Giuseppe Sorrentino, 35 anni, si è suicidato alle 10.30 questa mattina impiccandosi nel bagno della sua cella nel carcere di Padova, nella Sezione "Protetti" della Casa di Reclusione. Era recluso nella sezione protetta del carcere perché in precedenza aveva manifestato forte disagio.
L'uomo, che era in cella da solo, si è impiccato alle sbarre della finestra del bagno mentre gli altri detenuti erano fuori dalla Sezione per "l'ora d'aria". Sono stati proprio i compagni, dal cortile, ad accorgersi di ciò che stava accadendo e a dare l'allarme, ma quando gli agenti sono entrati in cella per soccorrerlo Sorrentino era già morto.
Condannato a venticinque anni per omicidio volontario, di origini campane, Sorrentino era in carcere già da diversi anni e la detenzione lo aveva duramente provato: infatti manifestava da tempo segni di profondo disagio ed era reduce da un lungo sciopero della fame che lo aveva debilitato.

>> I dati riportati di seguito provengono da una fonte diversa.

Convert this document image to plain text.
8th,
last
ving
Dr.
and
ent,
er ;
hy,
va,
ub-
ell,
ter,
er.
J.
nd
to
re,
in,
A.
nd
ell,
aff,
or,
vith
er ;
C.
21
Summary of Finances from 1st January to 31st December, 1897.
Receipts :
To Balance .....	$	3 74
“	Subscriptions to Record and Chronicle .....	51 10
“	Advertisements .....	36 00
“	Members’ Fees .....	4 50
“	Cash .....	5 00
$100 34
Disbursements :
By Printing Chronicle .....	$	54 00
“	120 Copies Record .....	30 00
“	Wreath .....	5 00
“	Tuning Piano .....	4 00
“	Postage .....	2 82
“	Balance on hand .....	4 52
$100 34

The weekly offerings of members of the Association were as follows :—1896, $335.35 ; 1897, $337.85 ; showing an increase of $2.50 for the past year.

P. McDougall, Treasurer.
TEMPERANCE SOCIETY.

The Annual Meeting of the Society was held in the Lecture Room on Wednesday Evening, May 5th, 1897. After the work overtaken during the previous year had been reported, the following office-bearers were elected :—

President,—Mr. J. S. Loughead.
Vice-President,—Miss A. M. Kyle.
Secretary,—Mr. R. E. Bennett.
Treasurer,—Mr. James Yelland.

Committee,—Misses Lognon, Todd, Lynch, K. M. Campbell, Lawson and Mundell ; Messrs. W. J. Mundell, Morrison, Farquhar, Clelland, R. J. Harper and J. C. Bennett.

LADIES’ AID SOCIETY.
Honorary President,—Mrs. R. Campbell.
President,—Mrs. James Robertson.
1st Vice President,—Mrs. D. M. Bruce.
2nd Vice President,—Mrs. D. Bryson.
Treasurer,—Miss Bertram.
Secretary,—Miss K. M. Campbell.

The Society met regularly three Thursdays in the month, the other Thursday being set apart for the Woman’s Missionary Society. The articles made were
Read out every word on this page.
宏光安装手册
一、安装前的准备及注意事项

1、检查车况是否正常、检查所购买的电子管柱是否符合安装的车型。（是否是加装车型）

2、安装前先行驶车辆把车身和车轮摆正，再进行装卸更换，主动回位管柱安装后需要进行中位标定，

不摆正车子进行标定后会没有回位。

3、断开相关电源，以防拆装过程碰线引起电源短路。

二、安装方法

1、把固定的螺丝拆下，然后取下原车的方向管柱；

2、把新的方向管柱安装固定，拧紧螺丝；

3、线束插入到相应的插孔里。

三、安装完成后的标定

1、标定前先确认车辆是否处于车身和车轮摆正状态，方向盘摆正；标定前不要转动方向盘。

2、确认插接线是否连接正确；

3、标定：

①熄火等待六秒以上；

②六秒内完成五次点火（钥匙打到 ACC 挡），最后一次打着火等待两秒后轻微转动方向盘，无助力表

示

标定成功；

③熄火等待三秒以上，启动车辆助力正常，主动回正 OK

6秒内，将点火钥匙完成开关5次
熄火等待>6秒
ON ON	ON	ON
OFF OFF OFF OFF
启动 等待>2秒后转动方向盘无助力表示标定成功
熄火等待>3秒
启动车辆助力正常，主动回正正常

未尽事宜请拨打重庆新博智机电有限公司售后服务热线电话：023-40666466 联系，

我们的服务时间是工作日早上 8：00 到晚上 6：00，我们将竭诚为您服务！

Ricoverato più volte in Ospedale e in Centro Clinico Penitenziario, ogni volta al ritorno in carcere riprendeva la sua protesta, lamentando in particolar modo una scarsa attenzione alle sue problematiche da parte degli operatori penitenziari.
La sua è la cronaca di "una morte annunciata", racconta Bianca De Concilio, il legale che assisteva Sorrentino dal 2001. Condannato a venticinque anni per omicidio volontario, 35 anni, salernitano, era in carcere per i suoi trascorsi di criminalità organizzata. Dopo alcuni lutti in famiglia, tre anni fa era caduto in una profonda depressione. "Avevamo fatto numerose istanze di sospensione della pena - racconta l'avvocato - chiesto il ricovero in ospedale, il trasferimento ad un carcere più vicino alla famiglia, ma nessuno ci ha ascoltato". "Anzi - ricorda il legale - un mese e mezzo fa il direttore sanitario del carcere di Padova in una relazione su Sorrentino scrisse "il detenuto non è malato, finge".
"Era stato ricoverato più volte in ospedali psichiatrici giudiziari - spiega l'avvocato - prima a Reggio Emilia, poi a Montelupo Fiorentino". "Gli psichiatri avevano parlato anche di schizofrenia - aggiunge - ma ciò non aveva impedito che Sorrentino ogni volta tornasse in prigione". Aveva più volte fatto lo sciopero della fame lamentando una scarsa attenzione alle sue problematiche da parte degli operatori penitenziari. L'ultima lunga protesta lo aveva molto debilitato: "l'unica cosa che faceva, nella cella in cui aveva chiesto di stare da solo, era leggere i libri che gli facevamo avere". "Per la sua grave forma di depressione era nella sezione protetti - dice ancora l'avvocato - dove avrebbe dovuto essere sorvegliato, invece questa mattina è riuscito a impiccarsi senza che nessuno se ne accorgesse. Per questo presenterà denuncia contro l'istituto di pena".
Ma gli agenti penitenziari, deputati ai controlli, rilanciano ricordando la gravità del sovraffollamento delle carceri italiane e come "solo la professionalità della polizia penitenziaria riesce a sventare ogni giorno tentati suicidi".
"L'ennesimo suicidio in carcere è il segno che la condizione negli istituti di pena è assolutamente invivibile", denuncia Stefano Anastasia, difensore civico dei detenuti dell'associazione Antigone. "Salvo gli sforzi di alcune amministrazioni, il sovraffollamento è una realtà drammatica e a due mesi dalla dichiarazione di stato d'emergenza carceri proclamato da Alfano nulla ancora è stato fatto". Secondo Anastasia, invece, "poche piccole cose che servirebbero comunque ad alleviare la condizioni dei detenuti l'amministrazione penitenziaria potrebbe farle subito: aumentare, ad esempio, la possibilità di relazioni con la famiglia". "Aiuterebbe molto - aggiunge - consentire più colloqui telefonici e garantire una vicinanza con la famiglia, mentre oggi è vietato per i detenuti chiamare i cellulari e si spostano i detenuti dove si trova posto". Il caso del detenuto che si è suicidato oggi a Padova è emblematico: residente a Nola era rinchiuso in carcere in Veneto. "Ciò vuol dire - spiega Anastasia - che le visite dei familiari sono difficili e rare e la solitudine porta alla depressione".
Il suicidio di Sorrentino è il secondo in meno di due settimane nella Casa di Reclusione di Padova, dove il 23 febbraio scorso, nella stessa Sezione, si tolse la vita Walid Alloui, che aveva 28 anni. Dall'inizio dell'anno salgono così a 13 i detenuti suicidi e a 31 il totale dei morti "di carcere" (che comprendono i decessi per malattia e per cause "da accertare").